これにより電子ブック閲覧ソフトで、CD-ROMからの検索や、データをパソコンにコピーすることで、複数の電子ブックを横断的(串刺し)で検索でき、「山梨方言集」と「広辞苑」などを、あたかも一冊の辞書として検索するし、比較することができる点などの説明があった。


<操作説明>
マイコンピュータを開き、「hogen2002」をクリック。
mac用とwindows用に分かれているが、今回はwin用で説明。
win用のフォルダをクリックすると、電子ブックを見るためのソフトが2つ入っている。
どちらかを選択するが、
・DDWinは、フリーウェア
・Jammingは、シェアウェア
である。この操作は1回目のみ。インストール用の手順。


方言辞典の特徴
・方言・意味からの検索が可能。
・単語の前・後のことばによる検索が可能。(前方一致、後方一致)
 この、後方一致は今までの辞書では出来なかったことである。
 例) 「ずら」と入力。
    後方で検索すると、「いいずら、そーずら、なんずら」など
    後ろに「ずら」のつくことばが検索される。

・今回「2002」版には、4冊の方言集が出典されているが、全文にその中の一冊
     「松のしらべ方言伝説号第23号 赤岡重樹編 1925T14 」
 と入力し、検索することによって、このデジタル版方言集の中から
 「松のしらべ」の方言だけを引き出すことができ、
 印刷することにより、冊子として手元に置くことも可能となる。
 このことは、今回の説明会の中で出た
 「こんな使い方もあるのでは・・・、あんな使い方もあるのでは・・」
 と言う意見から、出てきた活用方法。
 尚、今回このデジタル版を作るにあたっては、方言集の著者に利用許諾をとってい
ます。 

・更に、このデジタル版を何回か説明している丸山さんから、気付いたこととして
 キーワード検索が可能であることが、紹介された。
 例)鳥名・魚名・植物名
 と入力し、全文で検索。
 すると、方言で呼ばれている鳥や魚の名前が検索できる。
 これは、意味の所に(鳥名)と入力してあるから可能になったことですが
 この方法でデータが蓄積されていくと、いずれ
 「デジタル版山梨方言鳥図鑑」なども、できるのでは・・・という、頼もしい意見が出た。
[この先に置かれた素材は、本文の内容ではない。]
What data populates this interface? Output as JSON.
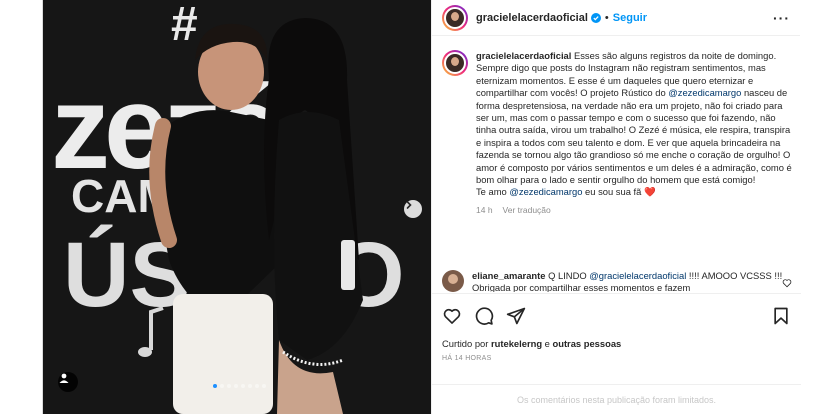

 吉田さんによると、いろんな検索方法を見越した上でキーワードを入力していとのこと。
 そうしておくことにより、山梨ばかりでなく他県のデータも加われば地方単位にとどまらない活用が可能となるのである。
 さらに、アクセントを表記することも今後行っていきたい。

・他にも、山日百科辞典のCD-ROMを一緒に活用する(井尻事務局長宣伝)ことで、もっと有効的な使い方ができるという意見も出た。

 このように、短時間ではありましたが、更にいろんな発見がありました。
理事長からは、デジタルライブラリアンの能力を発揮して頂き、大いに活用して貰いたい
と言うお言葉がありました。
それを受けて、八ヶ岳高原ことばの学校からは、本日の参加者には特別にCD-ROMを無料で配布するので活用していただきたいこと、今回参加していただけなかった館には、問い合わせがあった場合のみ配布すると言うお話でした。
また当初、今年度の予算は取れないというお話でしたが、八ヶ岳の館長から、「なんとかなりそう・・・」と言うお言葉を聞けました。
参加者一同、「良い物ができた・・・」と言う空気の中、次作へ繋がる・・・と言う確信を持って説明会を終えることができました。